Following on from the above, it will also allow adult children as attorneys to make investment decisions, in conjunction with their financial planners, to preserve and grow wealth.

Sometimes, they might need to take more risk to attain greater returns to fund care, for example, or conversely they may wish to take less risk to ensure the most wealth can be securely passed on to the beneficiaries.

A donor should also include a wording permitting that their will can be disclosed to attorneys. This will ensure that attorneys, supported by their financial planner, can make financial, and particularly investment decisions, appropriate to the wishes expressed in the will.

With so many DIY LPAs being rejected for incorrect completion, or incorporating inappropriate instructions, we will always encourage SIFA Professional firms to refer to an appropriately qualified solicitor.

Surely all genuine financial planners must consider it imperative to underpin the financial plans they so carefully create for their clients with LPAs, not least for the very real benefits they can provide for future generations?

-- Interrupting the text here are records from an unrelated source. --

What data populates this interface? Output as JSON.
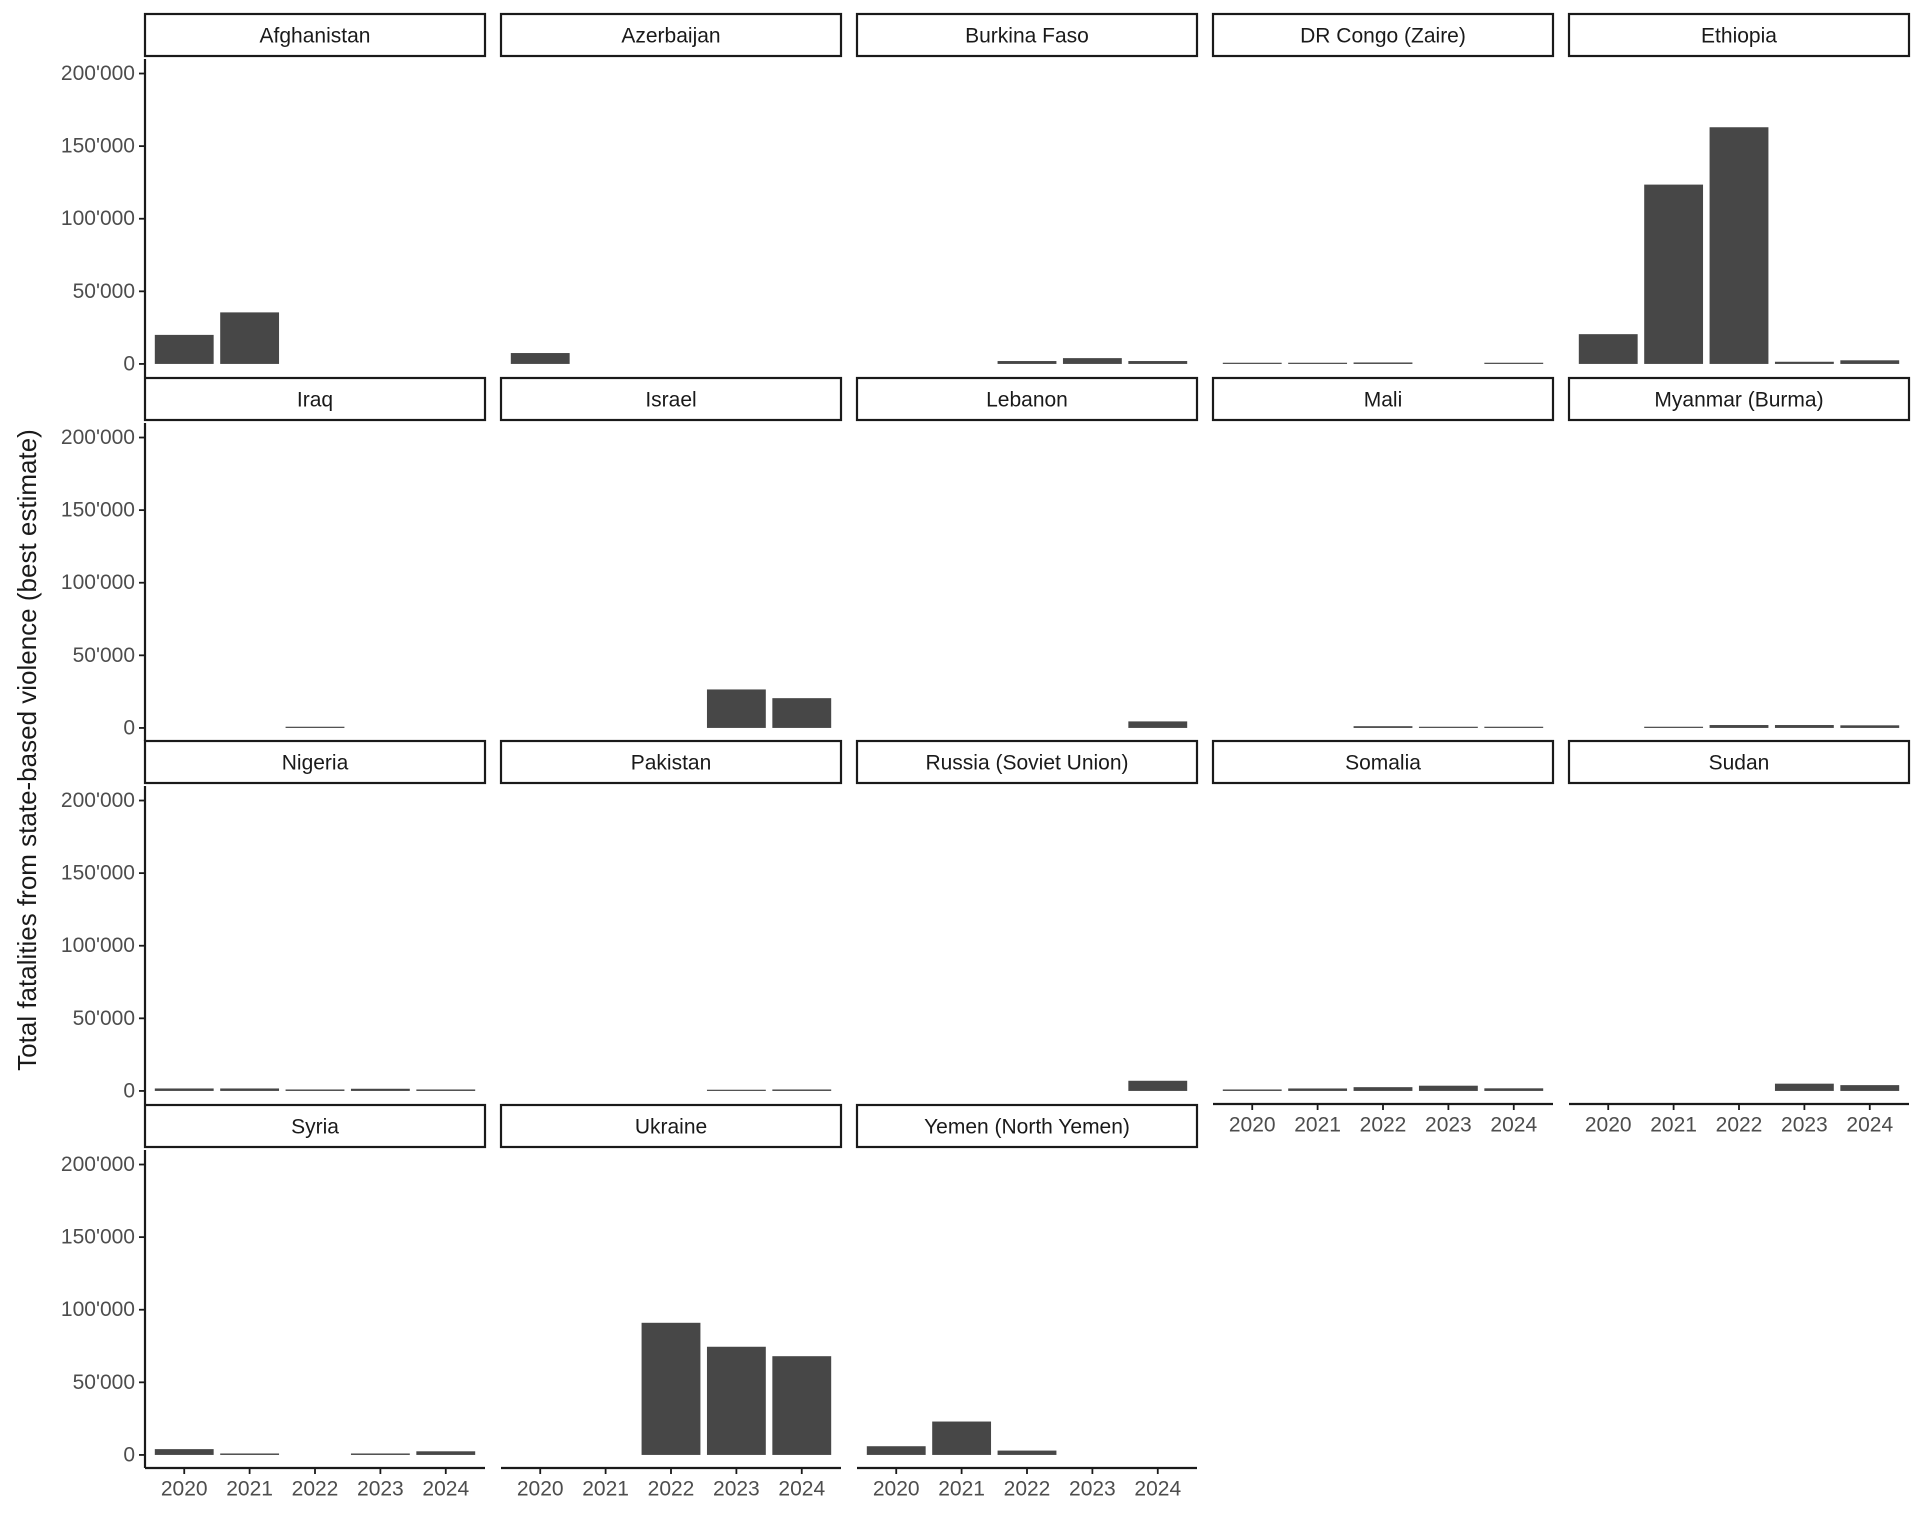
{
  "chart_data": {
    "type": "bar",
    "ylabel": "Total fatalities from state-based violence (best estimate)",
    "xlabel": "",
    "title": "",
    "categories": [
      "2020",
      "2021",
      "2022",
      "2023",
      "2024"
    ],
    "y_ticks": [
      0,
      50000,
      100000,
      150000,
      200000
    ],
    "y_tick_labels": [
      "0",
      "50'000",
      "100'000",
      "150'000",
      "200'000"
    ],
    "ylim": [
      -9000,
      210000
    ],
    "bar_color": "#474747",
    "facets": [
      {
        "name": "Afghanistan",
        "values": [
          20000,
          35500,
          null,
          null,
          null
        ]
      },
      {
        "name": "Azerbaijan",
        "values": [
          7500,
          null,
          null,
          null,
          null
        ]
      },
      {
        "name": "Burkina Faso",
        "values": [
          null,
          null,
          2000,
          4000,
          2000
        ]
      },
      {
        "name": "DR Congo (Zaire)",
        "values": [
          500,
          600,
          1000,
          null,
          400
        ]
      },
      {
        "name": "Ethiopia",
        "values": [
          20500,
          123500,
          163000,
          1500,
          2500
        ]
      },
      {
        "name": "Iraq",
        "values": [
          null,
          null,
          400,
          null,
          null
        ]
      },
      {
        "name": "Israel",
        "values": [
          null,
          null,
          null,
          26500,
          20500
        ]
      },
      {
        "name": "Lebanon",
        "values": [
          null,
          null,
          null,
          null,
          4500
        ]
      },
      {
        "name": "Mali",
        "values": [
          null,
          null,
          1200,
          700,
          500
        ]
      },
      {
        "name": "Myanmar (Burma)",
        "values": [
          null,
          500,
          2000,
          2000,
          1800
        ]
      },
      {
        "name": "Nigeria",
        "values": [
          1700,
          1700,
          1000,
          1500,
          1000
        ]
      },
      {
        "name": "Pakistan",
        "values": [
          null,
          null,
          null,
          500,
          1000
        ]
      },
      {
        "name": "Russia (Soviet Union)",
        "values": [
          null,
          null,
          null,
          null,
          7000
        ]
      },
      {
        "name": "Somalia",
        "values": [
          1000,
          1700,
          2600,
          3600,
          1800
        ]
      },
      {
        "name": "Sudan",
        "values": [
          null,
          null,
          null,
          5000,
          4000
        ]
      },
      {
        "name": "Syria",
        "values": [
          4000,
          1000,
          null,
          1000,
          2500
        ]
      },
      {
        "name": "Ukraine",
        "values": [
          null,
          null,
          91000,
          74500,
          68000
        ]
      },
      {
        "name": "Yemen (North Yemen)",
        "values": [
          6000,
          23000,
          3000,
          null,
          null
        ]
      }
    ]
  }
}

So, in conclusion I will return to the challenging and potentially uncomfortable question, posed earlier: are you receiving a regular flow of LPA referrals from your chosen financial planning partners?

Why not reach out to the firms for a discussion about their process for client conversations around LPAs? If they are not having that ‘what if’ conversation, why not? Show how you can assist.

Looking at how a true financial planner operates, will provide peace of mind that they are the safest pair of hands for your clients.